Florida lawmakers have introduced bills over the past several years to try and grant retroactive relief to these inmates, but all have failed.
Forrester also applied to have his sentence commuted through the state’s Executive Clemency Board. His petition had the support of the judge who sentenced him to prison.
“At the time of sentencing and even today I believe that the sentence was excessive given the crime, his criminal history, and the involvement of addiction in his life,” Florida Senior Circuit Judge Roger McDonald wrote in a 2018 letter to the Executive Clemency Board.
The board denied the petition.
Because he’s nearing the end of his sentence, Forrester would also be eligible for work release, but because one of his lungs was removed, he’s considered disabled and therefore ineligible.
Forrester applied for a furlough—a temporary release into home confinement. FAMM has called on the FDOC to use its little-known statutory power to temporarily grant furlough to vulnerable inmates, but the FDOC disagrees with FAMM’s interpretation of the statute.
The FDOC first told Forrester he had filled out the wrong form. On his second try, he was told medical furloughs were only available to those on work release, which of course he didn’t qualify for because of his medical conditions.
“I want to let you know that we just got locked down in our cells, we are quarantined,” Forrester wrote in a July 4 email to an advocacy group for incarcerated people. “Someone who lives in here is sick. The inevitable has just happened.”
FDC reported the first case of COVID-19 at Bay Correctional Facility on July 8.
Prisoners are 5.5 times more likely to get COVID-19 and three times more likely to die from it, according to a study published this week in JAMA: The Journal of the American Medical Association. States have released more than 33,000 incarcerated people in response to the threat of the virus, according to UCLA’s COVID-19 Behind Bars tracking project.

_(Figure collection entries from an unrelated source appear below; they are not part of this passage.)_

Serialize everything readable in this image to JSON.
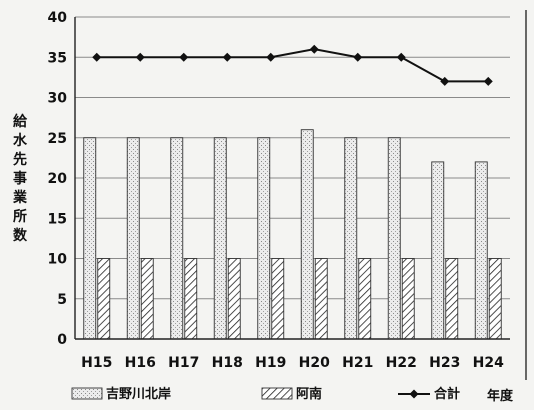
{
  "chart_data": {
    "type": "bar",
    "categories": [
      "H15",
      "H16",
      "H17",
      "H18",
      "H19",
      "H20",
      "H21",
      "H22",
      "H23",
      "H24"
    ],
    "series": [
      {
        "name": "吉野川北岸",
        "kind": "bar",
        "pattern": "dots",
        "values": [
          25,
          25,
          25,
          25,
          25,
          26,
          25,
          25,
          22,
          22
        ]
      },
      {
        "name": "阿南",
        "kind": "bar",
        "pattern": "hatch",
        "values": [
          10,
          10,
          10,
          10,
          10,
          10,
          10,
          10,
          10,
          10
        ]
      },
      {
        "name": "合計",
        "kind": "line",
        "marker": "diamond",
        "values": [
          35,
          35,
          35,
          35,
          35,
          36,
          35,
          35,
          32,
          32
        ]
      }
    ],
    "ylabel": "給水先事業所数",
    "xlabel": "年度",
    "ylim": [
      0,
      40
    ],
    "yticks": [
      0,
      5,
      10,
      15,
      20,
      25,
      30,
      35,
      40
    ],
    "grid": true,
    "legend_position": "bottom"
  }
}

However, Florida has only released three inmates under a “conditional medical release” statute, which only allows inmates to be released if they are about to die or become “permanently incapacitated.” Unlike in some other states, FDOC Secretary Mark Inch does not have the discretionary authority to release inmates.
In the meantime, 2,632 inmates and 885 staff members have tested positive for COVID-19, according to the latest numbers from the FDOC, and 29 inmates have died.
“We’re hopeful [Forrester] will recover,” Newburn says, “and we hope Florida’s political leaders will pause, reflect, and reconsider the wisdom of not releasing anyone while COVID wreaks havoc inside our state prison system.”